Walmer RNLI called to people cut off by the tide
Walmer crew launched to a report of three people and a dog cut off on a small beach and rocks by the incoming tide near St Margaret’s Bay.
Crew were paged at 12.59pm yesterday, 16 April, and launched in the station’s inshore D Class lifeboat Duggie Rodbard II following the tasking by HM Coastguard. On arrival at the scene at Ness Point, two crew were put ashore where they checked if anyone needed medical attention before handing out survivor’s lifejackets and masks. The rising tide had made it impossible for the casualties to safely retrace their path. One crew member remained on the rocks while the lifeboat transferred the casualties to St Margaret’s Bay where, with the help of the Langdon Mobile Coastguard team they were put safely ashore.
The lifeboat returned to the rocks to pick up the remaining crew member and collect the casualty’s personal belongings which were handed over to the mobile coastguard team on the beach.

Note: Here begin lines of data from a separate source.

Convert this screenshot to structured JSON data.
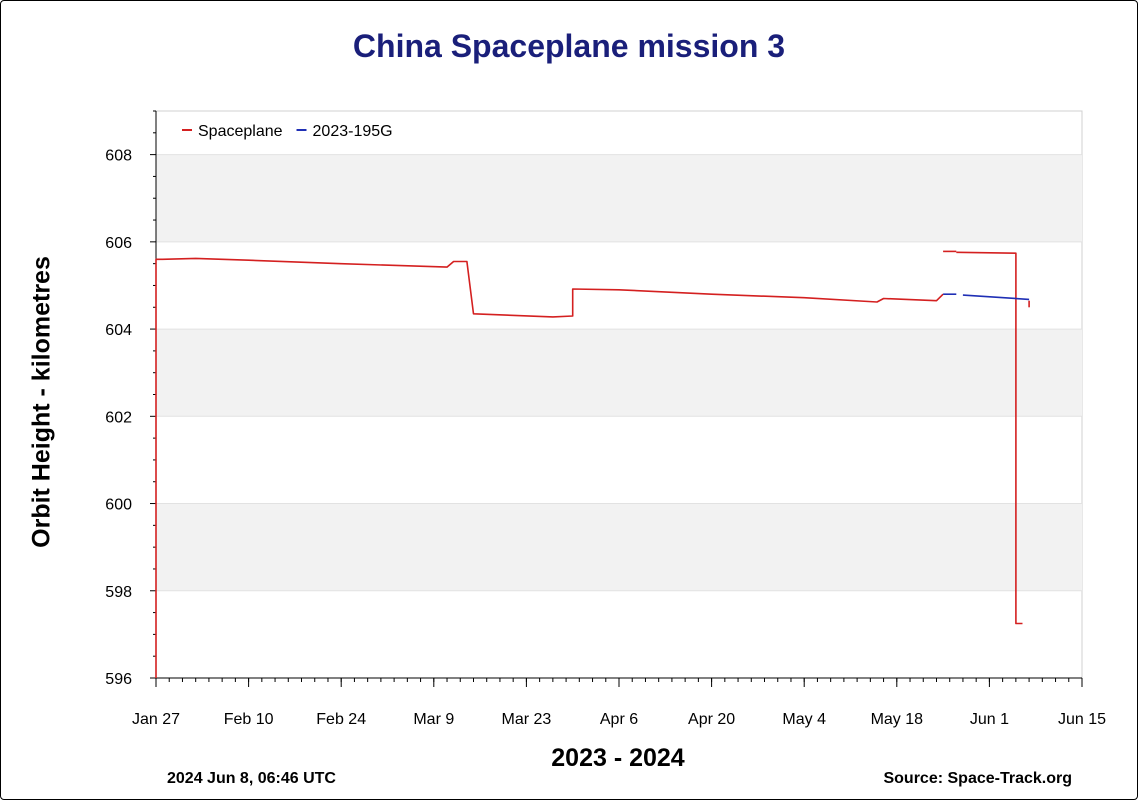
{
  "chart_data": {
    "type": "line",
    "title": "China Spaceplane mission 3",
    "xlabel": "2023 - 2024",
    "ylabel": "Orbit Height - kilometres",
    "x_unit": "date (2024)",
    "xlim": [
      "2024-01-27",
      "2024-06-15"
    ],
    "ylim": [
      596,
      609
    ],
    "x_ticks": [
      "Jan 27",
      "Feb 10",
      "Feb 24",
      "Mar 9",
      "Mar 23",
      "Apr 6",
      "Apr 20",
      "May 4",
      "May 18",
      "Jun 1",
      "Jun 15"
    ],
    "x_tick_dates": [
      "2024-01-27",
      "2024-02-10",
      "2024-02-24",
      "2024-03-09",
      "2024-03-23",
      "2024-04-06",
      "2024-04-20",
      "2024-05-04",
      "2024-05-18",
      "2024-06-01",
      "2024-06-15"
    ],
    "y_ticks": [
      596,
      598,
      600,
      602,
      604,
      606,
      608
    ],
    "grid": "alternating horizontal bands",
    "legend_position": "top-left",
    "colors": {
      "Spaceplane": "#d42020",
      "2023-195G": "#1f2fb5",
      "title": "#1a1f7a",
      "band": "#f2f2f2"
    },
    "series": [
      {
        "name": "Spaceplane",
        "color": "#d42020",
        "segments": [
          {
            "x": [
              "2024-01-27",
              "2024-01-27",
              "2024-01-28",
              "2024-02-02",
              "2024-02-10",
              "2024-02-24",
              "2024-03-11",
              "2024-03-12",
              "2024-03-14",
              "2024-03-15",
              "2024-03-27",
              "2024-03-30",
              "2024-03-30",
              "2024-04-06",
              "2024-04-20",
              "2024-05-04",
              "2024-05-15",
              "2024-05-16",
              "2024-05-24",
              "2024-05-25"
            ],
            "y": [
              596,
              605.6,
              605.6,
              605.62,
              605.58,
              605.5,
              605.42,
              605.55,
              605.55,
              604.35,
              604.28,
              604.3,
              604.92,
              604.9,
              604.8,
              604.72,
              604.62,
              604.7,
              604.65,
              604.8
            ]
          },
          {
            "x": [
              "2024-05-25",
              "2024-05-27"
            ],
            "y": [
              605.78,
              605.78
            ]
          },
          {
            "x": [
              "2024-05-27",
              "2024-06-05",
              "2024-06-05",
              "2024-06-05",
              "2024-06-05",
              "2024-06-06"
            ],
            "y": [
              605.76,
              605.74,
              603.0,
              599.0,
              597.25,
              597.25
            ]
          },
          {
            "x": [
              "2024-06-07",
              "2024-06-07"
            ],
            "y": [
              604.5,
              604.65
            ]
          }
        ]
      },
      {
        "name": "2023-195G",
        "color": "#1f2fb5",
        "segments": [
          {
            "x": [
              "2024-05-25",
              "2024-05-27"
            ],
            "y": [
              604.8,
              604.8
            ]
          },
          {
            "x": [
              "2024-05-28",
              "2024-06-07"
            ],
            "y": [
              604.78,
              604.68
            ]
          }
        ]
      }
    ]
  },
  "footer": {
    "timestamp": "2024 Jun 8, 06:46 UTC",
    "source": "Source: Space-Track.org"
  }
}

The boat returned to station where it was thoroughly cleaned and made ready for service.
We encourage people to enjoy their visit to the coast but would always recommend checking the locality, weather conditions and tides before venturing out.
Notes to editors
Walmer lifeboat station was established in 1856.
It currently operates two inshore lifeboats – a B Class Atlantic 85 Donald McLauchlan and a smaller D Class Duggie Rodbard II.
Crews have received 28 Awards for Gallantry
Key facts about the RNLI
The RNLI charity saves lives at sea. Its volunteers provide a 24-hour search and rescue service around the United Kingdom and Republic of Ireland coasts. The RNLI operates over 238 lifeboat stations in the UK and Ireland and, in a normal year, more than 240 lifeguard units on beaches around the UK and Channel Islands. The RNLI is independent of Coastguard and government and depends on voluntary donations and legacies to maintain its rescue service. Since the RNLI was founded in 1824, its lifeboat crews and lifeguards have saved over 142,700 lives.